My charges are corroborated by a feminist insider. In the October issue of the same journal, St. Olaf College political science professor Jo Michelle Beld confirms that the livelihoods of child support officials depend on broken homes, that these same enforcement officials set the child support levels they collect, and that "high child support orders, in combination with other child support enforcement policies, have a negative effect on contact between non-custodial parents and their children."

Perhaps it is not my rhetoric but what the government is doing to its citizens that is extreme. We are talking here about the forced removal of millions of children from parents who have done nothing wrong; mass incarcerations of those parents without trial; forced confessions; government seizure of the private papers, property, and homes of citizens accused of nothing; children used as government informers against their parents; doctored court records; involuntary litigants shaken down on pain of incarceration for the fees of lawyers and psychotherapists they have not hired; and much more.

Oddly, nobody has written more eloquently on many of these abuses than Cathy Young. But now she asks blithely, "Is there any way to avoid that?" and expresses a truly astonishing pathos for "people forced to choose between losing their children and remaining in an emotionally intolerable marriage."

No one today is "forced" to contract a marriage agreement, which is designed to provide an emotionally tolerable environment for children. To avoid this intolerable choice for parents who lack grounds to break their contract, parents who remain faithful currently must lose their children without being given any "choice" in the matter. They may then be expropriated for not only everything they have but most of what they will ever earn, coerced into signing a confession, criminalized in ways they are powerless to avoid, and jailed indefinitely without trial.

By the way, I have never advocated that a parent should have no access to his or her children. What I advocate is bringing questions of justice, rather than therapy or social engineering, back into courtrooms. This certainly includes the joint custody (properly understood) that Young proposes.
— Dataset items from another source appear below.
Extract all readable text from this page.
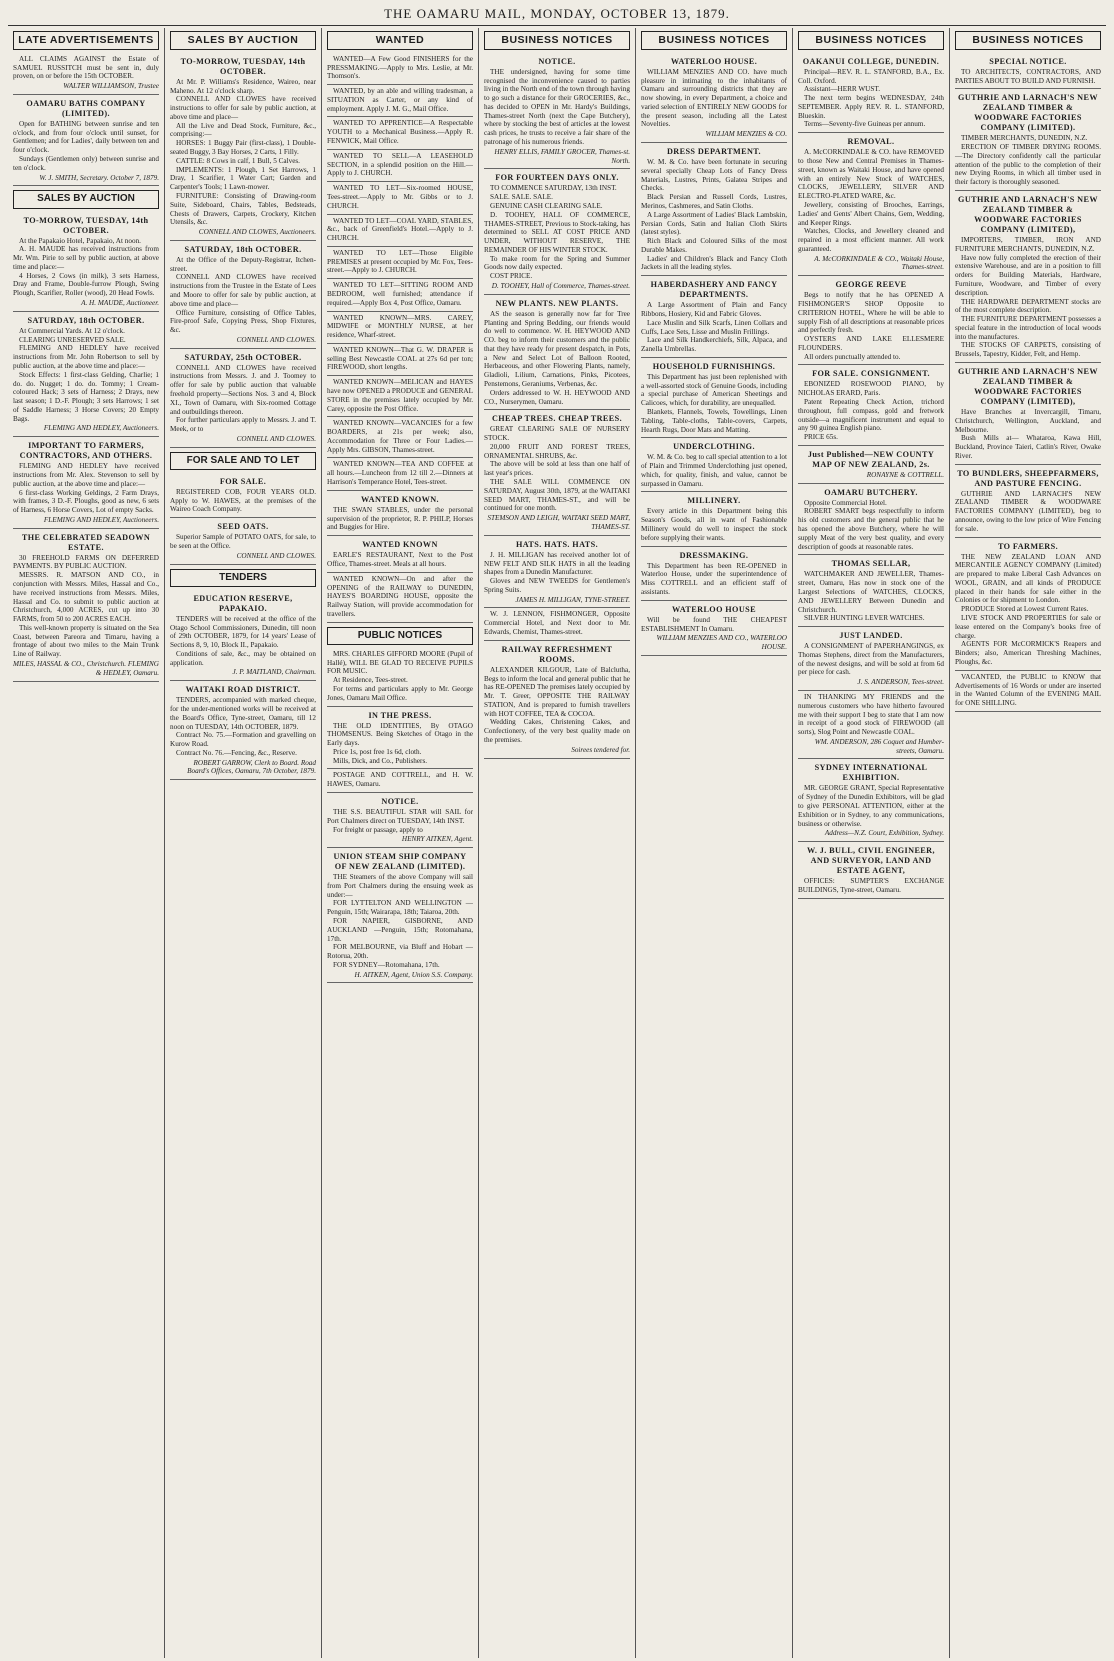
THE OAMARU MAIL, MONDAY, OCTOBER 13, 1879.
LATE ADVERTISEMENTS
ALL CLAIMS AGAINST the Estate of SAMUEL RUSSITCH must be sent in, duly proven, on or before the 15th OCTOBER.
WALTER WILLIAMSON, Trustee
OAMARU BATHS COMPANY (LIMITED).
Open for BATHING between sunrise and ten o'clock, and from four o'clock until sunset, for Gentlemen; and for Ladies', daily between ten and four o'clock.
Sundays (Gentlemen only) between sunrise and ten o'clock.
W. J. SMITH, Secretary. October 7, 1879.
SALES BY AUCTION
TO-MORROW, TUESDAY, 14th OCTOBER.
At the Papakaio Hotel, Papakaio, At noon.
A. H. MAUDE has received instructions from Mr. Wm. Pirie to sell by public auction, at above time and place:—
4 Horses, 2 Cows (in milk), 3 sets Harness, Dray and Frame, Double-furrow Plough, Swing Plough, Scarifier, Roller (wood), 20 Head Fowls.
A. H. MAUDE, Auctioneer.
SATURDAY, 18th OCTOBER.
At Commercial Yards. At 12 o'clock.
CLEARING UNRESERVED SALE.
FLEMING AND HEDLEY have received instructions from Mr. John Robertson to sell by public auction, at the above time and place:—
Stock Effects: 1 first-class Gelding, Charlie; 1 do. do. Nugget; 1 do. do. Tommy; 1 Cream-coloured Hack; 3 sets of Harness; 2 Drays, new last season; 1 D.-F. Plough; 3 sets Harrows; 1 set of Saddle Harness; 3 Horse Covers; 20 Empty Bags.
FLEMING AND HEDLEY, Auctioneers.
IMPORTANT TO FARMERS, CONTRACTORS, AND OTHERS.
FLEMING AND HEDLEY have received instructions from Mr. Alex. Stevenson to sell by public auction, at the above time and place:—
6 first-class Working Geldings, 2 Farm Drays, with frames, 3 D.-F. Ploughs, good as new, 6 sets of Harness, 6 Horse Covers, Lot of empty Sacks.
FLEMING AND HEDLEY, Auctioneers.
THE CELEBRATED SEADOWN ESTATE.
30 FREEHOLD FARMS ON DEFERRED PAYMENTS. BY PUBLIC AUCTION.
MESSRS. R. MATSON AND CO., in conjunction with Messrs. Miles, Hassal and Co., have received instructions from Messrs. Miles, Hassal and Co. to submit to public auction at Christchurch, 4,000 ACRES, cut up into 30 FARMS, from 50 to 200 ACRES EACH.
This well-known property is situated on the Sea Coast, between Pareora and Timaru, having a frontage of about two miles to the Main Trunk Line of Railway.
MILES, HASSAL & CO., Christchurch. FLEMING & HEDLEY, Oamaru.
SALES BY AUCTION
TO-MORROW, TUESDAY, 14th OCTOBER.
At Mr. P. Williams's Residence, Waireo, near Maheno. At 12 o'clock sharp.
CONNELL AND CLOWES have received instructions to offer for sale by public auction, at above time and place—
All the Live and Dead Stock, Furniture, &c., comprising:—
HORSES: 1 Buggy Pair (first-class), 1 Double-seated Buggy, 3 Bay Horses, 2 Carts, 1 Filly.
CATTLE: 8 Cows in calf, 1 Bull, 5 Calves.
IMPLEMENTS: 1 Plough, 1 Set Harrows, 1 Dray, 1 Scarifier, 1 Water Cart; Garden and Carpenter's Tools; 1 Lawn-mower.
FURNITURE: Consisting of Drawing-room Suite, Sideboard, Chairs, Tables, Bedsteads, Chests of Drawers, Carpets, Crockery, Kitchen Utensils, &c.
CONNELL AND CLOWES, Auctioneers.
SATURDAY, 18th OCTOBER.
At the Office of the Deputy-Registrar, Itchen-street.
CONNELL AND CLOWES have received instructions from the Trustee in the Estate of Lees and Moore to offer for sale by public auction, at above time and place—
Office Furniture, consisting of Office Tables, Fire-proof Safe, Copying Press, Shop Fixtures, &c.
CONNELL AND CLOWES.
SATURDAY, 25th OCTOBER.
CONNELL AND CLOWES have received instructions from Messrs. J. and J. Toomey to offer for sale by public auction that valuable freehold property—Sections Nos. 3 and 4, Block XI., Town of Oamaru, with Six-roomed Cottage and outbuildings thereon.
For further particulars apply to Messrs. J. and T. Meek, or to
CONNELL AND CLOWES.
FOR SALE AND TO LET
FOR SALE.
REGISTERED COB, FOUR YEARS OLD. Apply to W. HAWES, at the premises of the Waireo Coach Company.
SEED OATS.
Superior Sample of POTATO OATS, for sale, to be seen at the Office.
CONNELL AND CLOWES.
TENDERS
EDUCATION RESERVE, PAPAKAIO.
TENDERS will be received at the office of the Otago School Commissioners, Dunedin, till noon of 29th OCTOBER, 1879, for 14 years' Lease of Sections 8, 9, 10, Block II., Papakaio.
Conditions of sale, &c., may be obtained on application.
J. P. MAITLAND, Chairman.
WAITAKI ROAD DISTRICT.
TENDERS, accompanied with marked cheque, for the under-mentioned works will be received at the Board's Office, Tyne-street, Oamaru, till 12 noon on TUESDAY, 14th OCTOBER, 1879.
Contract No. 75.—Formation and gravelling on Kurow Road.
Contract No. 76.—Fencing, &c., Reserve.
ROBERT GARROW, Clerk to Board. Road Board's Offices, Oamaru, 7th October, 1879.
WANTED
WANTED—A Few Good FINISHERS for the PRESSMAKING.—Apply to Mrs. Leslie, at Mr. Thomson's.
WANTED, by an able and willing tradesman, a SITUATION as Carter, or any kind of employment. Apply J. M. G., Mail Office.
WANTED TO APPRENTICE—A Respectable YOUTH to a Mechanical Business.—Apply R. FENWICK, Mail Office.
WANTED TO SELL—A LEASEHOLD SECTION, in a splendid position on the Hill.—Apply to J. CHURCH.
WANTED TO LET—Six-roomed HOUSE, Tees-street.—Apply to Mr. Gibbs or to J. CHURCH.
WANTED TO LET—COAL YARD, STABLES, &c., back of Greenfield's Hotel.—Apply to J. CHURCH.
WANTED TO LET—Those Eligible PREMISES at present occupied by Mr. Fox, Tees-street.—Apply to J. CHURCH.
WANTED TO LET—SITTING ROOM AND BEDROOM, well furnished; attendance if required.—Apply Box 4, Post Office, Oamaru.
WANTED KNOWN—MRS. CAREY, MIDWIFE or MONTHLY NURSE, at her residence, Wharf-street.
WANTED KNOWN—That G. W. DRAPER is selling Best Newcastle COAL at 27s 6d per ton; FIREWOOD, short lengths.
WANTED KNOWN—MELICAN and HAYES have now OPENED a PRODUCE and GENERAL STORE in the premises lately occupied by Mr. Carey, opposite the Post Office.
WANTED KNOWN—VACANCIES for a few BOARDERS, at 21s per week; also, Accommodation for Three or Four Ladies.—Apply Mrs. GIBSON, Thames-street.
WANTED KNOWN—TEA AND COFFEE at all hours.—Luncheon from 12 till 2.—Dinners at Harrison's Temperance Hotel, Tees-street.
WANTED KNOWN.
THE SWAN STABLES, under the personal supervision of the proprietor, R. P. PHILP, Horses and Buggies for Hire.
WANTED KNOWN
EARLE'S RESTAURANT, Next to the Post Office, Thames-street. Meals at all hours.
WANTED KNOWN—On and after the OPENING of the RAILWAY to DUNEDIN, HAYES'S BOARDING HOUSE, opposite the Railway Station, will provide accommodation for travellers.
PUBLIC NOTICES
MRS. CHARLES GIFFORD MOORE (Pupil of Hallé), WILL BE GLAD TO RECEIVE PUPILS FOR MUSIC.
At Residence, Tees-street.
For terms and particulars apply to Mr. George Jones, Oamaru Mail Office.
IN THE PRESS.
THE OLD IDENTITIES, By OTAGO THOMSENUS. Being Sketches of Otago in the Early days.
Price 1s, post free 1s 6d, cloth.
Mills, Dick, and Co., Publishers.
POSTAGE AND COTTRELL, and H. W. HAWES, Oamaru.
NOTICE.
THE S.S. BEAUTIFUL STAR will SAIL for Port Chalmers direct on TUESDAY, 14th INST.
For freight or passage, apply to
HENRY AITKEN, Agent.
UNION STEAM SHIP COMPANY OF NEW ZEALAND (LIMITED).
THE Steamers of the above Company will sail from Port Chalmers during the ensuing week as under:—
FOR LYTTELTON AND WELLINGTON —Penguin, 15th; Wairarapa, 18th; Taiaroa, 20th.
FOR NAPIER, GISBORNE, AND AUCKLAND —Penguin, 15th; Rotomahana, 17th.
FOR MELBOURNE, via Bluff and Hobart —Rotorua, 20th.
FOR SYDNEY—Rotomahana, 17th.
H. AITKEN, Agent, Union S.S. Company.
BUSINESS NOTICES
NOTICE.
THE undersigned, having for some time recognised the inconvenience caused to parties living in the North end of the town through having to go such a distance for their GROCERIES, &c., has decided to OPEN in Mr. Hardy's Buildings, Thames-street North (next the Cape Butchery), where by stocking the best of articles at the lowest cash prices, he trusts to receive a fair share of the patronage of his numerous friends.
HENRY ELLIS, FAMILY GROCER, Thames-st. North.
FOR FOURTEEN DAYS ONLY.
TO COMMENCE SATURDAY, 13th INST.
SALE. SALE. SALE.
GENUINE CASH CLEARING SALE.
D. TOOHEY, HALL OF COMMERCE, THAMES-STREET, Previous to Stock-taking, has determined to SELL AT COST PRICE AND UNDER, WITHOUT RESERVE, THE REMAINDER OF HIS WINTER STOCK.
To make room for the Spring and Summer Goods now daily expected.
COST PRICE.
D. TOOHEY, Hall of Commerce, Thames-street.
NEW PLANTS. NEW PLANTS.
AS the season is generally now far for Tree Planting and Spring Bedding, our friends would do well to commence. W. H. HEYWOOD AND CO. beg to inform their customers and the public that they have ready for present despatch, in Pots, a New and Select Lot of Balloon Rooted, Herbaceous, and other Flowering Plants, namely, Gladioli, Lilium, Carnations, Pinks, Picotees, Penstemons, Geraniums, Verbenas, &c.
Orders addressed to W. H. HEYWOOD AND CO., Nurserymen, Oamaru.
CHEAP TREES. CHEAP TREES.
GREAT CLEARING SALE OF NURSERY STOCK.
20,000 FRUIT AND FOREST TREES, ORNAMENTAL SHRUBS, &c.
The above will be sold at less than one half of last year's prices.
THE SALE WILL COMMENCE ON SATURDAY, August 30th, 1879, at the WAITAKI SEED MART, THAMES-ST., and will be continued for one month.
STEMSON AND LEIGH, WAITAKI SEED MART, THAMES-ST.
HATS. HATS. HATS.
J. H. MILLIGAN has received another lot of NEW FELT AND SILK HATS in all the leading shapes from a Dunedin Manufacturer.
Gloves and NEW TWEEDS for Gentlemen's Spring Suits.
JAMES H. MILLIGAN, TYNE-STREET.
W. J. LENNON, FISHMONGER, Opposite Commercial Hotel, and Next door to Mr. Edwards, Chemist, Thames-street.
RAILWAY REFRESHMENT ROOMS.
ALEXANDER KILGOUR, Late of Balclutha, Begs to inform the local and general public that he has RE-OPENED The premises lately occupied by Mr. T. Greer, OPPOSITE THE RAILWAY STATION, And is prepared to furnish travellers with HOT COFFEE, TEA & COCOA.
Wedding Cakes, Christening Cakes, and Confectionery, of the very best quality made on the premises.
Soirees tendered for.
BUSINESS NOTICES
WATERLOO HOUSE.
WILLIAM MENZIES AND CO. have much pleasure in intimating to the inhabitants of Oamaru and surrounding districts that they are now showing, in every Department, a choice and varied selection of ENTIRELY NEW GOODS for the present season, including all the Latest Novelties.
WILLIAM MENZIES & CO.
DRESS DEPARTMENT.
W. M. & Co. have been fortunate in securing several specially Cheap Lots of Fancy Dress Materials, Lustres, Prints, Galatea Stripes and Checks.
Black Persian and Russell Cords, Lustres, Merinos, Cashmeres, and Satin Cloths.
A Large Assortment of Ladies' Black Lambskin, Persian Cords, Satin and Italian Cloth Skirts (latest styles).
Rich Black and Coloured Silks of the most Durable Makes.
Ladies' and Children's Black and Fancy Cloth Jackets in all the leading styles.
HABERDASHERY AND FANCY DEPARTMENTS.
A Large Assortment of Plain and Fancy Ribbons, Hosiery, Kid and Fabric Gloves.
Lace Muslin and Silk Scarfs, Linen Collars and Cuffs, Lace Sets, Lisse and Muslin Frillings.
Lace and Silk Handkerchiefs, Silk, Alpaca, and Zanella Umbrellas.
HOUSEHOLD FURNISHINGS.
This Department has just been replenished with a well-assorted stock of Genuine Goods, including a special purchase of American Sheetings and Calicoes, which, for durability, are unequalled.
Blankets, Flannels, Towels, Towellings, Linen Tabling, Table-cloths, Table-covers, Carpets, Hearth Rugs, Door Mats and Matting.
UNDERCLOTHING.
W. M. & Co. beg to call special attention to a lot of Plain and Trimmed Underclothing just opened, which, for quality, finish, and value, cannot be surpassed in Oamaru.
MILLINERY.
Every article in this Department being this Season's Goods, all in want of Fashionable Millinery would do well to inspect the stock before supplying their wants.
DRESSMAKING.
This Department has been RE-OPENED in Waterloo House, under the superintendence of Miss COTTRELL and an efficient staff of assistants.
WATERLOO HOUSE
Will be found THE CHEAPEST ESTABLISHMENT In Oamaru.
WILLIAM MENZIES AND CO., WATERLOO HOUSE.
BUSINESS NOTICES
OAKANUI COLLEGE, DUNEDIN.
Principal—REV. R. L. STANFORD, B.A., Ex. Coll. Oxford.
Assistant—HERR WUST.
The next term begins WEDNESDAY, 24th SEPTEMBER. Apply REV. R. L. STANFORD, Blueskin.
Terms—Seventy-five Guineas per annum.
REMOVAL.
A. McCORKINDALE & CO. have REMOVED to those New and Central Premises in Thames-street, known as Waitaki House, and have opened with an entirely New Stock of WATCHES, CLOCKS, JEWELLERY, SILVER AND ELECTRO-PLATED WARE, &c.
Jewellery, consisting of Brooches, Earrings, Ladies' and Gents' Albert Chains, Gem, Wedding, and Keeper Rings.
Watches, Clocks, and Jewellery cleaned and repaired in a most efficient manner. All work guaranteed.
A. McCORKINDALE & CO., Waitaki House, Thames-street.
GEORGE REEVE
Begs to notify that he has OPENED A FISHMONGER'S SHOP Opposite to CRITERION HOTEL, Where he will be able to supply Fish of all descriptions at reasonable prices and perfectly fresh.
OYSTERS AND LAKE ELLESMERE FLOUNDERS.
All orders punctually attended to.
FOR SALE. CONSIGNMENT.
EBONIZED ROSEWOOD PIANO, by NICHOLAS ERARD, Paris.
Patent Repeating Check Action, trichord throughout, full compass, gold and fretwork outside—a magnificent instrument and equal to any 90 guinea English piano.
PRICE 65s.
Just Published—NEW COUNTY MAP OF NEW ZEALAND, 2s.
RONAYNE & COTTRELL.
OAMARU BUTCHERY.
Opposite Commercial Hotel.
ROBERT SMART begs respectfully to inform his old customers and the general public that he has opened the above Butchery, where he will supply Meat of the very best quality, and every description of goods at reasonable rates.
THOMAS SELLAR,
WATCHMAKER AND JEWELLER, Thames-street, Oamaru, Has now in stock one of the Largest Selections of WATCHES, CLOCKS, AND JEWELLERY Between Dunedin and Christchurch.
SILVER HUNTING LEVER WATCHES.
JUST LANDED.
A CONSIGNMENT of PAPERHANGINGS, ex Thomas Stephens, direct from the Manufacturers, of the newest designs, and will be sold at from 6d per piece for cash.
J. S. ANDERSON, Tees-street.
IN THANKING MY FRIENDS and the numerous customers who have hitherto favoured me with their support I beg to state that I am now in receipt of a good stock of FIREWOOD (all sorts), Slog Point and Newcastle COAL.
WM. ANDERSON, 286 Coquet and Humber-streets, Oamaru.
SYDNEY INTERNATIONAL EXHIBITION.
MR. GEORGE GRANT, Special Representative of Sydney of the Dunedin Exhibitors, will be glad to give PERSONAL ATTENTION, either at the Exhibition or in Sydney, to any communications, business or otherwise.
Address—N.Z. Court, Exhibition, Sydney.
W. J. BULL, CIVIL ENGINEER, AND SURVEYOR, LAND AND ESTATE AGENT,
OFFICES: SUMPTER'S EXCHANGE BUILDINGS, Tyne-street, Oamaru.
BUSINESS NOTICES
SPECIAL NOTICE.
TO ARCHITECTS, CONTRACTORS, AND PARTIES ABOUT TO BUILD AND FURNISH.
GUTHRIE AND LARNACH'S NEW ZEALAND TIMBER & WOODWARE FACTORIES COMPANY (LIMITED).
TIMBER MERCHANTS, DUNEDIN, N.Z.
ERECTION OF TIMBER DRYING ROOMS.—The Directory confidently call the particular attention of the public to the completion of their new Drying Rooms, in which all timber used in their factory is thoroughly seasoned.
GUTHRIE AND LARNACH'S NEW ZEALAND TIMBER & WOODWARE FACTORIES COMPANY (LIMITED),
IMPORTERS, TIMBER, IRON AND FURNITURE MERCHANTS, DUNEDIN, N.Z.
Have now fully completed the erection of their extensive Warehouse, and are in a position to fill orders for Building Materials, Hardware, Furniture, Woodware, and Timber of every description.
THE HARDWARE DEPARTMENT stocks are of the most complete description.
THE FURNITURE DEPARTMENT possesses a special feature in the introduction of local woods into the manufactures.
THE STOCKS OF CARPETS, consisting of Brussels, Tapestry, Kidder, Felt, and Hemp.
GUTHRIE AND LARNACH'S NEW ZEALAND TIMBER & WOODWARE FACTORIES COMPANY (LIMITED),
Have Branches at Invercargill, Timaru, Christchurch, Wellington, Auckland, and Melbourne.
Bush Mills at— Whataroa, Kawa Hill, Buckland, Province Taieri, Catlin's River, Owake River.
TO BUNDLERS, SHEEPFARMERS, AND PASTURE FENCING.
GUTHRIE AND LARNACH'S NEW ZEALAND TIMBER & WOODWARE FACTORIES COMPANY (LIMITED), beg to announce, owing to the low price of Wire Fencing for sale.
TO FARMERS.
THE NEW ZEALAND LOAN AND MERCANTILE AGENCY COMPANY (Limited) are prepared to make Liberal Cash Advances on WOOL, GRAIN, and all kinds of PRODUCE placed in their hands for sale either in the Colonies or for shipment to London.
PRODUCE Stored at Lowest Current Rates.
LIVE STOCK AND PROPERTIES for sale or lease entered on the Company's books free of charge.
AGENTS FOR McCORMICK'S Reapers and Binders; also, American Threshing Machines, Ploughs, &c.
VACANTED, the PUBLIC to KNOW that Advertisements of 16 Words or under are inserted in the Wanted Column of the EVENING MAIL for ONE SHILLING.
But any solution will effectively minimize divorce damage only by identifying the interests inflicting that damage and vigilantly monitoring them.

Reason and Cathy Young deserve credit for opening a dialogue, but they would be doing a greater service through a more extensive investigation into this hijacking of the justice system.

Stephen Baskerville
Howard University
Washington, DC

Drug Rush

Jacob Sullum rightly suggests that the strongest argument in favor of letting Rush Limbaugh keep his freedom after he admitted abusing prescription painkillers is that, so long as he's not hurting anybody else, it's nobody's business what he puts in his body ("Drug Rush," December). Drug abuse is a personal medical problem just like alcoholism, and we should treat it the same way.

Regardless of the total social harm attributed to alcohol (which is considerably higher than that attributed to all illegal drugs combined), attempting to jail anyone who consumes or possesses alcohol in order to redress that harm would be inconceivable. The government's interest in protecting the health and safety of its citizens is better served by simply prohibiting public intoxication, driving while impaired, or selling alcohol to minors. Likewise, focusing on irresponsible drug users, rather than all of them, would save our nation billions of dollars every year -- money that could be better spent on realistic drug education and treatment on demand. 

Julie Ruiz-Sierra
Davis, CA

As a police officer, I would rather go after public safety threats, like drunk drivers, than Rush Limbaugh. As a taxpayer, I don't want to pay for him to go to prison; I want my tax dollars to help the schools. As a humanitarian, I want Rush to get medical help for his addiction, using doctors, not prison guards.